De voorzieningenrechter is van oordeel dat verweerder zich terecht en op goede gronden op het standpunt heeft gesteld dat op verzoekster het algemene screeningsprofiel met de risicogebieden goederen en proces van toepassing is. Vaststaat immers dat verzoekster in haar functie op Schiphol is belast met het vervoer van goederen en dieren. Verzoekster is speciaal belast met het laden, lossen en begeleiden van dieren. Daarnaast staat vast dat verzoekster met justitie in aanraking is gekomen in het kader van een drugsdelict. Op grond hiervan stelt verweerder terecht dat verzoekster voldoet aan het zogeheten objectieve criterium, hetgeen de afgifte van een VOG in de weg staat. Er bestaat in het kader van het risicogebied Schiphol immers een directe relatie tussen verzoeksters functie en het strafbare feit dat door haar is begaan.
2.
Ter zitting is naar voren gekomen dat er in het kader van de bezwaarprocedure een hoorzitting zal plaatsvinden op 26 augustus 2013. Ook is ter zitting aan de orde geweest het feit dat verzoekster ter zake van voormeld drugsdelict op 5 juli 2013 door de politierechter is veroordeeld tot een taakstraf van 20 uur.
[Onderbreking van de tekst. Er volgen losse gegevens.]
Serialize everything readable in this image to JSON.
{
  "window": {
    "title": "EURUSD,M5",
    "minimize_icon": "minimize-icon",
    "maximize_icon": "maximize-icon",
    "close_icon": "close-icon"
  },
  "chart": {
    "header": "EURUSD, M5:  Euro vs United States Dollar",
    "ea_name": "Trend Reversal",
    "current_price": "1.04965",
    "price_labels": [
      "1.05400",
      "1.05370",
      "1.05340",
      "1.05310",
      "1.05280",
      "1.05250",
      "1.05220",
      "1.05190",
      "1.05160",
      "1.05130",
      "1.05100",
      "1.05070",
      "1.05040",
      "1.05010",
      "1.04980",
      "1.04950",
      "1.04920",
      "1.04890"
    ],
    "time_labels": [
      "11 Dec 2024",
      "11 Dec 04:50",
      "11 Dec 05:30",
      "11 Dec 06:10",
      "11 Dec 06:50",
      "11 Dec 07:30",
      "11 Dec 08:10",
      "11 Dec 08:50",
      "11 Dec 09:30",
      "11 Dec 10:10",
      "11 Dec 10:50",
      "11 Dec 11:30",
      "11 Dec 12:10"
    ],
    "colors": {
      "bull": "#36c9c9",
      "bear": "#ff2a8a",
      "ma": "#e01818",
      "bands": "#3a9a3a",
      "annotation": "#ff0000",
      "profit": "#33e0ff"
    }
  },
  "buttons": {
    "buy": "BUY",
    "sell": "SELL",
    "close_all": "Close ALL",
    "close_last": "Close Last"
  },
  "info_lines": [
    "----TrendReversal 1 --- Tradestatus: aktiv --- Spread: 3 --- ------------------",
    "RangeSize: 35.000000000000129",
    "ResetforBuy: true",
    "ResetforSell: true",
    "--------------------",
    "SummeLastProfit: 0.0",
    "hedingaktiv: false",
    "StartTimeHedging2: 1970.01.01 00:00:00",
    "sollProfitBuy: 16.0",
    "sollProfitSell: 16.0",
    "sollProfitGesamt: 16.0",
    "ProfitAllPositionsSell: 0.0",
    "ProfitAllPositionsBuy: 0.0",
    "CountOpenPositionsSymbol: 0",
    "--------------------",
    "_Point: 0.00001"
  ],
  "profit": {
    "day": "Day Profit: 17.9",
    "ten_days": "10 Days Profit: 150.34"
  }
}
Op de hoorzitting zal verzoekster in de gelegenheid worden gesteld om in het kader van de toetsing aan het zogeheten subjectieve criterium naar voren te brengen dat zij ter zake van het drugsdelict niet zwaar is gestraft. Dit element heeft verweerder nog niet in zijn beoordeling betrokken. Verweerder heeft ter zitting verklaard dat er in bezwaar een algehele heroverweging zal plaatsvinden.
3.
Voorts heeft de voorzieningenrechter laten meewegen dat het niet in de rede ligt dat verzoeksters werkgever haar zal ontslaan zolang er tegen de weigering van een VOG een (bezwaar)procedure aanhangig is.
4.
Het voorgaande brengt mee dat de voorzieningenrechter het verzoek om voorlopige voorziening zal afwijzen. Voor een proceskostenveroordeling bestaat geen aanleiding.
5.
De voorzieningenrechter deelt tot slot mede dat tegen deze uitspraak geen rechtsmiddel openstaat.
Uitgesproken in het openbaar op 25 juli 2013 te Haarlem door mr. G. Guinau, voorzieningenrechter, in tegenwoordigheid van P.M. van der Pol, griffier.